L’avenir du livre demande un estomac solide…
12 décembre 2009
Réfléchir sur l’avenir de l’objet-livre ressemble plus à une promenade en roller-coaster à Atlantic City qu’à une méditation sereine dirigée par un maître zen.
Par exemple, je me suis longtemps couché de bonne heure en croyant que les nouveaux supports allaient « iTinuzer » la littérature.
Notre civilisation de la vitesse, matérialisée par Internet, les SMS, l’iPOD et le plat à réchauffer au micro-ondes, laisse peu de place à la lecture de textes pour coureur de fond.
C’est une des raisons pour lesquelles, chez Robert NVPL, nous avions préféré publier des textes courts d’environ 800 mots, qui plus est sous forme de feuilleton, afin de provoquer d’autres manières d’écrire.
Toutefois, ces derniers mois, sont apparues de grosses briques en fichiers numériques, des Dan Brown, Stephen King et tutti quanti.
Puis, j’ai testé (après quelques mésaventures) un Sony-Reader en entamant les Misérables…
Révélation, illumination même! Le confort de lecture était remarquable, l’objet tenait bien en mains et Jean Valjean, Cosette et les Thénardier furent liquidés en quelques jours…
« Marcel et tes duchesses, lisse ta moustache, sort ton Ventolin, préviens ta maman, j’arrive…!» Me suis-je alors dit plein d’espoir.
Pendant ce temps, chez Robert NVPL…
Des auteurs s’essoufflent, d’autres se découragent, le mode feuilleton est difficile à garder pour nos pionniers.
Qu’à cela ne tienne, virage à 180 degrés, nous demandons désormais à nos créateurs des livres terminés, gros, petits, qu’importe! Une seule règle, ils doivent être complets…

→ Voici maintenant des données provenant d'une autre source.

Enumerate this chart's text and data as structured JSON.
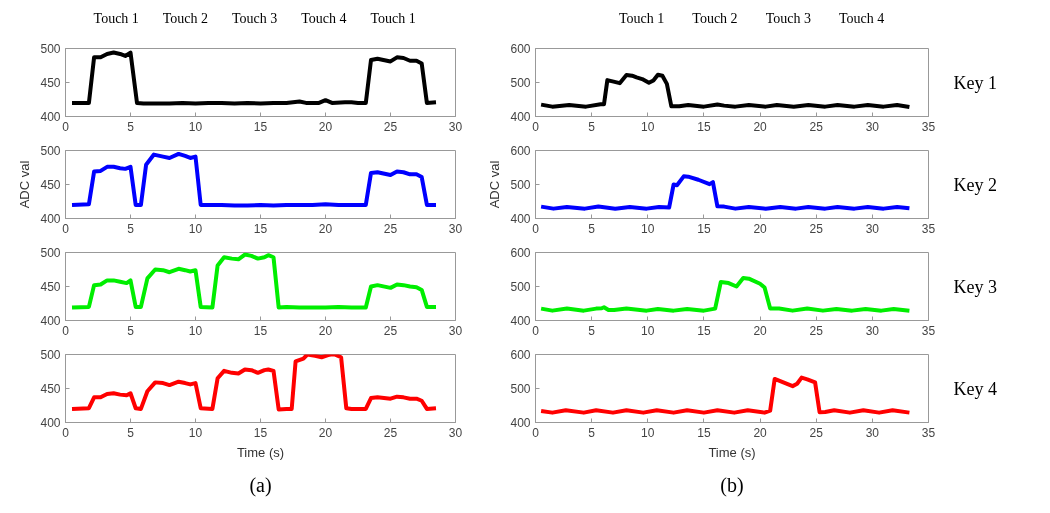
{
  "chart_data": [
    {
      "type": "line",
      "annotations": [
        "Touch 1",
        "Touch 2",
        "Touch 3",
        "Touch 4",
        "Touch 1"
      ],
      "xlim": [
        0,
        30
      ],
      "ylim": [
        400,
        500
      ],
      "xticks": [
        0,
        5,
        10,
        15,
        20,
        25,
        30
      ],
      "yticks": [
        400,
        450,
        500
      ],
      "x": [
        0.5,
        1.8,
        2.2,
        2.7,
        3.2,
        3.7,
        4.2,
        4.6,
        5.0,
        5.5,
        6,
        8,
        9,
        10,
        11,
        12,
        13,
        14,
        15,
        16,
        17,
        18,
        18.5,
        19.5,
        20,
        20.5,
        21.5,
        22,
        22.5,
        23.1,
        23.5,
        24,
        25,
        25.5,
        26,
        26.5,
        27,
        27.4,
        27.8,
        28.5
      ],
      "series": [
        {
          "color": "#000000",
          "values": [
            420,
            420,
            487,
            487,
            492,
            494,
            492,
            489,
            494,
            420,
            419,
            419,
            420,
            419,
            420,
            420,
            419,
            420,
            419,
            420,
            420,
            422,
            420,
            420,
            424,
            420,
            421,
            421,
            420,
            420,
            483,
            485,
            481,
            487,
            486,
            482,
            482,
            478,
            420,
            421
          ]
        }
      ]
    },
    {
      "type": "line",
      "ylabel": "ADC val",
      "xlim": [
        0,
        30
      ],
      "ylim": [
        400,
        500
      ],
      "xticks": [
        0,
        5,
        10,
        15,
        20,
        25,
        30
      ],
      "yticks": [
        400,
        450,
        500
      ],
      "x": [
        0.5,
        1.8,
        2.2,
        2.7,
        3.2,
        3.7,
        4.2,
        4.6,
        5.0,
        5.4,
        5.8,
        6.2,
        6.8,
        7.5,
        8,
        8.7,
        9.2,
        9.6,
        10,
        10.4,
        12,
        13,
        14,
        15,
        16,
        17,
        19,
        20,
        21,
        23.1,
        23.5,
        24,
        25,
        25.5,
        26,
        26.5,
        27,
        27.4,
        27.8,
        28.5
      ],
      "series": [
        {
          "color": "#0000ff",
          "values": [
            420,
            421,
            469,
            470,
            476,
            476,
            474,
            473,
            476,
            420,
            420,
            479,
            494,
            491,
            489,
            495,
            492,
            489,
            491,
            420,
            420,
            419,
            419,
            420,
            419,
            420,
            420,
            421,
            420,
            420,
            467,
            468,
            464,
            469,
            468,
            465,
            465,
            461,
            420,
            420
          ]
        }
      ]
    },
    {
      "type": "line",
      "xlim": [
        0,
        30
      ],
      "ylim": [
        400,
        500
      ],
      "xticks": [
        0,
        5,
        10,
        15,
        20,
        25,
        30
      ],
      "yticks": [
        400,
        450,
        500
      ],
      "x": [
        0.5,
        1.8,
        2.2,
        2.7,
        3.2,
        3.7,
        4.2,
        4.7,
        5.0,
        5.4,
        5.8,
        6.3,
        6.9,
        7.5,
        8,
        8.7,
        9.2,
        9.6,
        10,
        10.4,
        11.3,
        11.7,
        12.2,
        12.8,
        13.3,
        13.8,
        14.3,
        14.8,
        15.3,
        15.6,
        16,
        16.4,
        17,
        18,
        19,
        20,
        21,
        22,
        23.1,
        23.5,
        24,
        25,
        25.5,
        26,
        26.5,
        27,
        27.4,
        27.8,
        28.5
      ],
      "series": [
        {
          "color": "#00ee00",
          "values": [
            419,
            420,
            452,
            453,
            459,
            459,
            457,
            455,
            459,
            420,
            420,
            462,
            475,
            474,
            471,
            476,
            474,
            472,
            474,
            420,
            419,
            481,
            493,
            491,
            490,
            497,
            495,
            491,
            493,
            496,
            493,
            419,
            420,
            419,
            419,
            419,
            420,
            419,
            419,
            450,
            452,
            448,
            453,
            452,
            450,
            449,
            445,
            420,
            420
          ]
        }
      ]
    },
    {
      "type": "line",
      "xlabel": "Time (s)",
      "annotations": [
        "(a)"
      ],
      "xlim": [
        0,
        30
      ],
      "ylim": [
        400,
        500
      ],
      "xticks": [
        0,
        5,
        10,
        15,
        20,
        25,
        30
      ],
      "yticks": [
        400,
        450,
        500
      ],
      "x": [
        0.5,
        1.8,
        2.2,
        2.7,
        3.2,
        3.7,
        4.2,
        4.7,
        5,
        5.4,
        5.8,
        6.3,
        6.9,
        7.5,
        8,
        8.7,
        9.2,
        9.6,
        10,
        10.4,
        11.3,
        11.7,
        12.2,
        12.8,
        13.3,
        13.8,
        14.3,
        14.8,
        15.3,
        15.6,
        16,
        16.4,
        17,
        17.4,
        17.7,
        18.3,
        18.6,
        19.2,
        19.7,
        20.2,
        20.4,
        20.7,
        21.2,
        21.6,
        22,
        23.1,
        23.5,
        24,
        25,
        25.5,
        26,
        26.5,
        27,
        27.4,
        27.8,
        28.5
      ],
      "series": [
        {
          "color": "#ff0000",
          "values": [
            420,
            421,
            437,
            437,
            442,
            443,
            441,
            440,
            443,
            421,
            420,
            446,
            459,
            458,
            455,
            460,
            458,
            456,
            458,
            421,
            420,
            465,
            476,
            473,
            472,
            478,
            477,
            473,
            477,
            478,
            476,
            419,
            420,
            420,
            490,
            494,
            500,
            498,
            496,
            499,
            500,
            500,
            496,
            421,
            420,
            420,
            436,
            437,
            435,
            438,
            437,
            435,
            435,
            432,
            420,
            421
          ]
        }
      ]
    },
    {
      "type": "line",
      "annotations": [
        "Touch 1",
        "Touch 2",
        "Touch 3",
        "Touch 4",
        "Key 1"
      ],
      "xlim": [
        0,
        35
      ],
      "ylim": [
        400,
        600
      ],
      "xticks": [
        0,
        5,
        10,
        15,
        20,
        25,
        30,
        35
      ],
      "yticks": [
        400,
        500,
        600
      ],
      "x": [
        0.5,
        1.5,
        3,
        4.5,
        5.8,
        6.1,
        6.4,
        7.5,
        8.1,
        8.6,
        9,
        9.5,
        10.1,
        10.5,
        10.9,
        11.3,
        11.7,
        12.1,
        12.8,
        13.6,
        15,
        16.2,
        16.8,
        17.8,
        19,
        20.5,
        21.5,
        23,
        24.3,
        25.8,
        26.9,
        28.4,
        29.6,
        31,
        32.2,
        33.3
      ],
      "series": [
        {
          "color": "#000000",
          "values": [
            435,
            429,
            434,
            429,
            436,
            436,
            507,
            498,
            522,
            520,
            515,
            510,
            499,
            506,
            523,
            520,
            496,
            430,
            430,
            434,
            429,
            435,
            432,
            429,
            434,
            429,
            434,
            429,
            434,
            429,
            434,
            429,
            434,
            429,
            434,
            428
          ]
        }
      ]
    },
    {
      "type": "line",
      "ylabel": "ADC val",
      "annotations": [
        "Key 2"
      ],
      "xlim": [
        0,
        35
      ],
      "ylim": [
        400,
        600
      ],
      "xticks": [
        0,
        5,
        10,
        15,
        20,
        25,
        30,
        35
      ],
      "yticks": [
        400,
        500,
        600
      ],
      "x": [
        0.5,
        1.6,
        2.8,
        4.4,
        5.6,
        7.1,
        8.4,
        9.9,
        11,
        11.9,
        12.3,
        12.6,
        13.2,
        13.6,
        14.5,
        15.5,
        15.8,
        16.2,
        16.8,
        17.8,
        19,
        20.5,
        21.8,
        23.2,
        24.3,
        25.8,
        26.9,
        28.4,
        29.6,
        31,
        32.2,
        33.3
      ],
      "series": [
        {
          "color": "#0000ff",
          "values": [
            435,
            429,
            434,
            429,
            435,
            429,
            434,
            429,
            434,
            432,
            500,
            498,
            524,
            523,
            514,
            501,
            507,
            436,
            435,
            429,
            434,
            429,
            434,
            429,
            434,
            429,
            434,
            429,
            434,
            429,
            434,
            430
          ]
        }
      ]
    },
    {
      "type": "line",
      "annotations": [
        "Key 3"
      ],
      "xlim": [
        0,
        35
      ],
      "ylim": [
        400,
        600
      ],
      "xticks": [
        0,
        5,
        10,
        15,
        20,
        25,
        30,
        35
      ],
      "yticks": [
        400,
        500,
        600
      ],
      "x": [
        0.5,
        1.5,
        2.8,
        4.3,
        5.4,
        5.9,
        6.1,
        6.5,
        7,
        8.1,
        9.9,
        10.9,
        12.3,
        13.5,
        15,
        16,
        16.5,
        17.2,
        17.9,
        18.5,
        19,
        20,
        20.4,
        20.9,
        21.7,
        22.9,
        24.2,
        25.6,
        26.8,
        28.2,
        29.4,
        30.8,
        31.9,
        33.3
      ],
      "series": [
        {
          "color": "#00ee00",
          "values": [
            435,
            429,
            435,
            429,
            435,
            436,
            439,
            431,
            431,
            435,
            429,
            434,
            429,
            434,
            429,
            435,
            513,
            510,
            500,
            525,
            523,
            508,
            497,
            435,
            435,
            429,
            435,
            429,
            434,
            429,
            434,
            429,
            434,
            429
          ]
        }
      ]
    },
    {
      "type": "line",
      "xlabel": "Time (s)",
      "annotations": [
        "Key 4",
        "(b)"
      ],
      "xlim": [
        0,
        35
      ],
      "ylim": [
        400,
        600
      ],
      "xticks": [
        0,
        5,
        10,
        15,
        20,
        25,
        30,
        35
      ],
      "yticks": [
        400,
        500,
        600
      ],
      "x": [
        0.5,
        1.5,
        2.7,
        4.3,
        5.4,
        6.9,
        8.1,
        9.6,
        10.8,
        12.3,
        13.5,
        15,
        16.2,
        17.7,
        18.9,
        20.4,
        20.9,
        21.3,
        22.9,
        23.3,
        23.7,
        24.2,
        24.9,
        25.3,
        25.8,
        26.6,
        28,
        29.2,
        30.6,
        31.8,
        33.3
      ],
      "series": [
        {
          "color": "#ff0000",
          "values": [
            434,
            429,
            436,
            429,
            436,
            429,
            436,
            429,
            436,
            429,
            436,
            429,
            436,
            429,
            436,
            429,
            435,
            528,
            507,
            514,
            532,
            527,
            518,
            430,
            431,
            436,
            429,
            436,
            429,
            436,
            429
          ]
        }
      ]
    }
  ]
}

Lundi 7 décembre. Je lis dans le NYTimes du samedi 5 décembre qu’Amazon vendra deux COURTES histoires inédites provenant de l’estimable magazine The Atlantic, deux textes exclusifs qu’Amazon vendra 3,99 $ chacun! « Il semble qu’il y ait une tendance, » annonce le vénérable Bezos, toujours prêt à remplir sa besace.
Oui, il y a une tendance. Celle des prix plancher. La majorité des titres vendus par Amazon pour son Kindle ne dépassent pas 9,99 $. Les consommateurs veulent des e-books certes, mais à des prix dérisoires. Ils se moquent des structures de distribution existantes. Pour eux, l’équation est simple. Pas d’imprimeur, grosse économie. Le reste est cuisine interne.
Dès lors, que faire?
Enseigner ladite cuisine interne au consommateur?
Découper Les Bienveillantes en 112 chapitres de 1,99 $?
Louer, à bas prix, des titres qui s’autodétruiront après, disons, 3 mois?
Adopter le modèle des compagnies de téléphones mobiles: un lecteur pour presque rien et des e-books à 20 $?
Chez Robert, le petit train revient de sa promenade en montagne russe. Nous avons trouvé, je n’ose pas parler de LA solution, mais UNE solution.
Coming next year at a theatre near you!